In both case, the relay acts as a store-and-forward agent, much as your mail server might. It receives the encrypted data from the sender and stores it temporarily. If the relay has a direct connection to the recipient, it sends the data immediately. If it does not, it waits for the account to request new data. If the connection is restricted, the account will periodically request new data from the relay, usually over an HTTP (TCP 80) connection. If the account is offline, it will request data from the relay when it comes online.

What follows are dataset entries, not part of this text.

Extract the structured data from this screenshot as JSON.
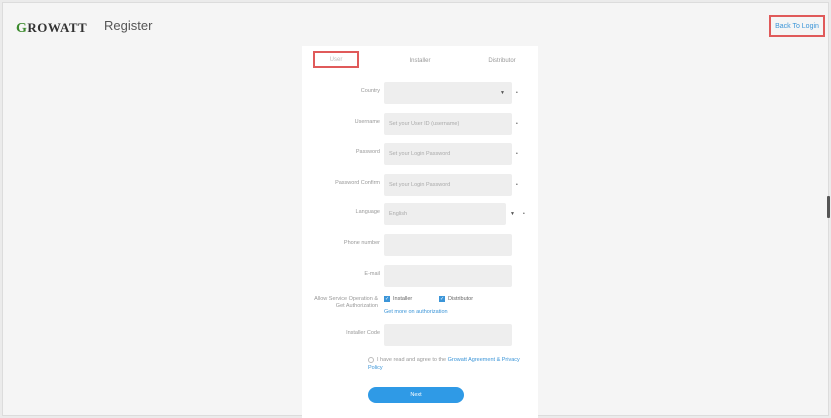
{
  "header": {
    "logo_first": "G",
    "logo_rest": "ROWATT",
    "title": "Register",
    "back_to_login": "Back To Login"
  },
  "tabs": [
    {
      "label": "User",
      "active": true
    },
    {
      "label": "Installer",
      "active": false
    },
    {
      "label": "Distributor",
      "active": false
    }
  ],
  "form": {
    "country": {
      "label": "Country",
      "value": ""
    },
    "account": {
      "label": "Username",
      "placeholder": "Set your User ID (username)"
    },
    "password": {
      "label": "Password",
      "placeholder": "Set your Login Password"
    },
    "confirm_password": {
      "label": "Password Confirm",
      "placeholder": "Set your Login Password"
    },
    "language": {
      "label": "Language",
      "value": "English"
    },
    "phone": {
      "label": "Phone number",
      "value": ""
    },
    "email": {
      "label": "E-mail",
      "value": ""
    },
    "service_question": "Allow Service Operation & Get Authorization",
    "checks": [
      {
        "label": "Installer",
        "checked": true
      },
      {
        "label": "Distributor",
        "checked": true
      }
    ],
    "learn_more": "Get more on authorization",
    "installer_code": {
      "label": "Installer Code",
      "value": ""
    },
    "agree_text": "I have read and agree to the",
    "agree_link": "Growatt Agreement",
    "agree_suffix": "& Privacy Policy",
    "next": "Next"
  },
  "colors": {
    "accent": "#2f9ae6",
    "highlight": "#e05a5a",
    "brand_green": "#3b8a2d"
  }
}
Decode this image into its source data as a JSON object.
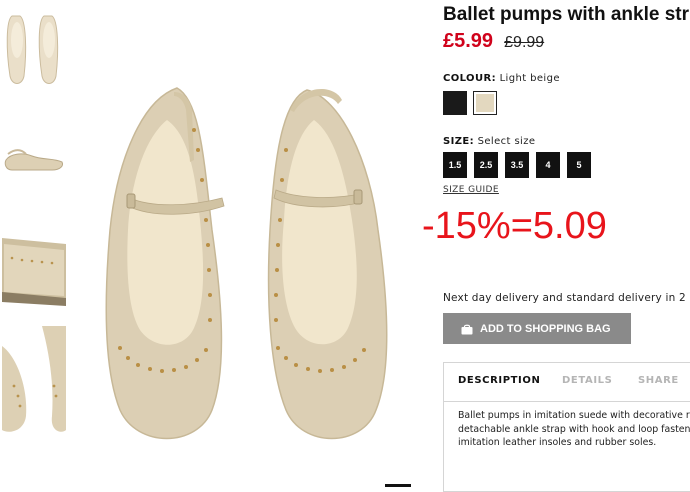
{
  "product": {
    "title": "Ballet pumps with ankle str",
    "price_sale": "£5.99",
    "price_old": "£9.99"
  },
  "colour": {
    "label": "COLOUR:",
    "value": "Light beige",
    "swatches": [
      {
        "name": "Black",
        "hex": "#1a1a1a"
      },
      {
        "name": "Light beige",
        "hex": "#e3d8bf",
        "selected": true
      }
    ]
  },
  "size": {
    "label": "SIZE:",
    "value": "Select size",
    "options": [
      "1.5",
      "2.5",
      "3.5",
      "4",
      "5"
    ],
    "guide_link": "SIZE GUIDE"
  },
  "annotation": {
    "text": "-15%=5.09",
    "color": "#e8141b"
  },
  "delivery": {
    "text": "Next day delivery and standard delivery in 2"
  },
  "add_to_bag": {
    "label": "ADD TO SHOPPING BAG",
    "icon": "shopping-bag-icon"
  },
  "tabs": {
    "items": [
      "DESCRIPTION",
      "DETAILS",
      "SHARE"
    ],
    "active": "DESCRIPTION"
  },
  "description": {
    "lines": [
      "Ballet pumps in imitation suede with decorative r",
      "detachable ankle strap with hook and loop fasten",
      "imitation leather insoles and rubber soles."
    ]
  },
  "colors": {
    "sale_red": "#d0021b",
    "button_grey": "#8a8a8a",
    "shoe_beige": "#dccfb4"
  }
}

Remember, the data is just your workspace changes, not your workspace. It can still consume a lot of space on the relay. However, we consider this service a core feature of Groove. At one time, I was in a workspace which had members in two locations -- Shanghai and Beverly, Massachusetts. Without relay service for offline Groove accounts, we wouldn't have been able to use Groove at all. Still, the data can't stay on the relay indefinitely, so relays delete unfetched workspace data once it has been on the relay for a certain number of days. I believe this is set to 30 days on the public-facing relays. This value can be changed with Groove Manager if you administer your own relay. The transmitted workspace data also remains on the sending computer until acknowledged by the receiving account or purged by a manager in the workspace. In most cases, this allows Groove to recover automatically if workspace changes are lost by the network or the relay. (Messages are not retained in this way, and can be lost in a relay failure.)

For more information on how queued data is purged from the relay and the client, see Information about synchronization alerts in Groove.

Data is encrypted on the relay, just like it is on the network, so even if you are using a Microsoft-hosted relay, Microsoft cannot read your data. See How Groove maintains the security of a workspace and helps protect data that is sent over a non-secure network for details.